Lo primero que hice al despertarme fue ir a Tesco a comprar comida. En el bar siempre almuerzo o ceno, pero los desayunos son en casa. Fui al supermercado con la idea de llevarme una panzada de comida, pero en el camino recordé con lo poco que estuve comiendo la última semana y el poco espacio que tengo para almacenar. Me contuve bastante en las góndolas y no compré mucho de más. Me hice un súper desayuno, lo de siempre, pero le agregué a las gallas de avena miel, banana y canela. Se me hizo la hora y salí casi al trote al Dojo. Llegué sobre la hora, eran las 12, la clase de Jujitsu para niños estaba terminando y el instructor del curso estaba llegando. Fuimos a ayudarlo a llevar bultos del auto. Tenía muchos y muy grandes. Desplegó un proyector conectado a su laptop y 4 muñecos para practicar primeros auxilios. Se presentó, Ray Stears es Sensei de Judo desde hace 30 años y está capacitado para otorgar diplomas y certificados de primeros auxilios, así que con este curso nos llevamos un aval válido por dos años para dictar clases de deportes de contacto. Nos dio un resumen del curso y vimos la primera parte del video. Es una presentación de la American Heart Asossiation, y nos pusimos a practicar reanimación cardiopulmonar con los muñecos. Después vimos el final del video. A continuación nos enseñó cómo tratar las lesiones de los alumnos, distenciones, roturas, contusiones, cortes, quebraduras. También como equipar un kit de primeros auxilios. Terminado el curso nos llevamos un librito con toda la información y datos de contacto. Nos recomendó repetir cursos similares una vez al año y hacer uno oficial, como este, cada dos años para mantener la vigencia.

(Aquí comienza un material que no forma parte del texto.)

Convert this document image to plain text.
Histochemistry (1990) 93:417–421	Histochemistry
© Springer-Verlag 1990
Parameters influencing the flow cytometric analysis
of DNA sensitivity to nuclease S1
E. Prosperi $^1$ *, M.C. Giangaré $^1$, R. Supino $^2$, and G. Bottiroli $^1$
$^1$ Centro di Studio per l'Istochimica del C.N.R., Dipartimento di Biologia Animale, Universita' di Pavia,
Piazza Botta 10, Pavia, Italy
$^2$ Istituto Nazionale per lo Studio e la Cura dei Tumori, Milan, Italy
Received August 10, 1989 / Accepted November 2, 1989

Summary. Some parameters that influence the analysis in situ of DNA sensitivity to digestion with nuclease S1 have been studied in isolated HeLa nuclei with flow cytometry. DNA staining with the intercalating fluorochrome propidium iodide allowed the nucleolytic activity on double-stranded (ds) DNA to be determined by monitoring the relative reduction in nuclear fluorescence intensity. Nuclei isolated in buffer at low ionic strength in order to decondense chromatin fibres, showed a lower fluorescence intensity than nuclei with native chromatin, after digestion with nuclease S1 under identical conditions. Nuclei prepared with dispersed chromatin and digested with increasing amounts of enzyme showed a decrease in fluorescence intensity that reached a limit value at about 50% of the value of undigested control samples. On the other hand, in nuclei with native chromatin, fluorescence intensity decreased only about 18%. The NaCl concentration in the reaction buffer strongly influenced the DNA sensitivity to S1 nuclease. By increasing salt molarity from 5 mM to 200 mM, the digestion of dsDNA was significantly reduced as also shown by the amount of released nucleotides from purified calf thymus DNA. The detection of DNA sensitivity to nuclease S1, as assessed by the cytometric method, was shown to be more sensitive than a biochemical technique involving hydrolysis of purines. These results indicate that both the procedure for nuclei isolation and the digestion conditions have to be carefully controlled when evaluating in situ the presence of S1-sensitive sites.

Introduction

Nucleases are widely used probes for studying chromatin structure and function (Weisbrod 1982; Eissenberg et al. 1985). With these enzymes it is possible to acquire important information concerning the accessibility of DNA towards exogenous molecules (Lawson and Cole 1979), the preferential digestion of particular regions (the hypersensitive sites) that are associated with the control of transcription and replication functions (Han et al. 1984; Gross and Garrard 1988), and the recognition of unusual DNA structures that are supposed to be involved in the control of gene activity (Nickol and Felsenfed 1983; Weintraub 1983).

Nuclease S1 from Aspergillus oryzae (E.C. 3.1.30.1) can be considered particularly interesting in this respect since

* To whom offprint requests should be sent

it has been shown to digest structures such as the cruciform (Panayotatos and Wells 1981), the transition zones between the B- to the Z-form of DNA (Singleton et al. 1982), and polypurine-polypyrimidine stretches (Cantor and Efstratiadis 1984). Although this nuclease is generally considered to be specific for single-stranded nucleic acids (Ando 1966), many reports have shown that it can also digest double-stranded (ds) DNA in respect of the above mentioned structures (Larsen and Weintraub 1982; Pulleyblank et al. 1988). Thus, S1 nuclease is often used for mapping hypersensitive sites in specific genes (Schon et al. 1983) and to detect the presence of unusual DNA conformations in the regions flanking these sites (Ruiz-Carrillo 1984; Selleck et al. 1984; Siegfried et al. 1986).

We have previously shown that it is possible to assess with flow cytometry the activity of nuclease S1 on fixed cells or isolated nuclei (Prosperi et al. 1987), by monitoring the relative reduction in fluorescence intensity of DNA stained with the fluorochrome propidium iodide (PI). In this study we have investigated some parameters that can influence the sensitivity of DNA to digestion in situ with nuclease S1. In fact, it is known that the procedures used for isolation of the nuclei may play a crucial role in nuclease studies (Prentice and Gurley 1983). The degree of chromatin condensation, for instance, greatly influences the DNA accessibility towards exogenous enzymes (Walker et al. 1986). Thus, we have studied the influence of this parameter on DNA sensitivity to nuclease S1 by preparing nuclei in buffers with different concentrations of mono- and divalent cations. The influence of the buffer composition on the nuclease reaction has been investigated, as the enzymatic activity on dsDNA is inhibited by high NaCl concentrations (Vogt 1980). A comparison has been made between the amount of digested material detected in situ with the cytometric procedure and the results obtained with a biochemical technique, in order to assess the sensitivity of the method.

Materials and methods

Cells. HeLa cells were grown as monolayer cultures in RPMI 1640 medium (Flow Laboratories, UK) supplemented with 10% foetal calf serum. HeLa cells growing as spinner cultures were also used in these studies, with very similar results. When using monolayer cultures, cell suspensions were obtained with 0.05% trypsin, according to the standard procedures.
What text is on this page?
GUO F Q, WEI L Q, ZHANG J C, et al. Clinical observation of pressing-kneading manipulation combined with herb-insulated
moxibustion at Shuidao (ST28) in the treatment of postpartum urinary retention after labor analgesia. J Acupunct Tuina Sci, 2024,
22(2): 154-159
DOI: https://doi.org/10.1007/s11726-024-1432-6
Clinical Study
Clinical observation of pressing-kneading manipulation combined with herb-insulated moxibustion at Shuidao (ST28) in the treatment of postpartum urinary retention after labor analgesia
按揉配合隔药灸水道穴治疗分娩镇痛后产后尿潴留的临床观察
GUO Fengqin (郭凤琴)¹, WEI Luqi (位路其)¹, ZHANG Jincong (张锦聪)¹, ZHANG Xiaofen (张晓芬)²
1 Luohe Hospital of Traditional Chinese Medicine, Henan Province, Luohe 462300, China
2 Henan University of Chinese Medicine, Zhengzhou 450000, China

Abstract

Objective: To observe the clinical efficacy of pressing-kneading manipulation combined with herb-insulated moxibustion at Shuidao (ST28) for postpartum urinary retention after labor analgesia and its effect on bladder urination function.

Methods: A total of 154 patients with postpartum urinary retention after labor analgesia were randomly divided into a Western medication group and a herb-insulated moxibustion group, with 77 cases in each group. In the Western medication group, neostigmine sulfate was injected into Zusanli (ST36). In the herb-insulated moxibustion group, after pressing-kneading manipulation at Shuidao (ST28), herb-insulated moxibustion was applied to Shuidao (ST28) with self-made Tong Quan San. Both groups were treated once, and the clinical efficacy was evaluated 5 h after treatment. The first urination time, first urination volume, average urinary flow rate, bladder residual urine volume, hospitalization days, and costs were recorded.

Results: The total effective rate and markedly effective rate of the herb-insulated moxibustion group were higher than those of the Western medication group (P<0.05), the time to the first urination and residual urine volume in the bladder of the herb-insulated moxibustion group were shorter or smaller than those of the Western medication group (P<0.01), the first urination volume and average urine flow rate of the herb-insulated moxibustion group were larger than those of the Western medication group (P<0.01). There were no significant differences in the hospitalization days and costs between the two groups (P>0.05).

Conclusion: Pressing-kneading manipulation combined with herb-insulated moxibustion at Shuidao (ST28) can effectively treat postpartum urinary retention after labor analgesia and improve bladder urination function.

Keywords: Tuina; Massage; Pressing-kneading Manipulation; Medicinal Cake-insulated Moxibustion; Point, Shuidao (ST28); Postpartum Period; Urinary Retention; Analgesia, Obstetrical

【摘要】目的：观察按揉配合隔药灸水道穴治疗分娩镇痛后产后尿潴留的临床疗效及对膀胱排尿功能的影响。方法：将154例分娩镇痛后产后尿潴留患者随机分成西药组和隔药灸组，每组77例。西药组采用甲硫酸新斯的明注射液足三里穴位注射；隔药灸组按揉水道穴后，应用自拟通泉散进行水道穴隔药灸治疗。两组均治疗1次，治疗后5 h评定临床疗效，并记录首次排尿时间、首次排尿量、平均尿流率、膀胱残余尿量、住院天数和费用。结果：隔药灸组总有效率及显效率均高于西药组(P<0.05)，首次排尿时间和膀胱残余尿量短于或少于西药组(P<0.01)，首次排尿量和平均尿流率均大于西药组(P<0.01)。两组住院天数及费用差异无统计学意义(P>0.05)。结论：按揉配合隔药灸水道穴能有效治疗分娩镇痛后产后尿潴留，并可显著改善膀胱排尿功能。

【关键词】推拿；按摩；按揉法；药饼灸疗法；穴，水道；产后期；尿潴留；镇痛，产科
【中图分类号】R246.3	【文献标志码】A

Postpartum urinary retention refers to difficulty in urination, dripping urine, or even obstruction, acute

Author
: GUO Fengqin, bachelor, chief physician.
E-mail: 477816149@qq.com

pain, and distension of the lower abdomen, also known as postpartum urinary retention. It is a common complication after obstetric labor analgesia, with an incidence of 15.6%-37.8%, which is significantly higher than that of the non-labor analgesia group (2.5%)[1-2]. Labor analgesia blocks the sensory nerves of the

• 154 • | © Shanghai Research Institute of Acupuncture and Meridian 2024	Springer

De vuelta en la casa cancelamos el plan de arreglar el jardín porque llovía. Nos quedamos charlando en la sala y me preparé un sánguche con las sobras del bar. Vinicus se hizo un pollo al horno comprado en el súper, muy bueno, lo compartimos. Al final del día ya en la pieza me puse a ver El cuento de la princesa Kaguya, una película de animación japonesa de estudios Ghibli que no fue dirigida por Miyazaki. Lo primero que me llamó la atención fue el dibujo, está enteramente dibujada, sin computadora, o eso me pareció. Dura dos horas y es impresionante lo que transmiten esas líneas. La empecé a ver en italiano, la había bajado en ese idioma, pero no venían subtítulos en español o inglés, intenté verla igual pero tuve que buscarlos. Al final la vi como me gusta a mí, audio original y subtítulos en español. Me acosté tarde.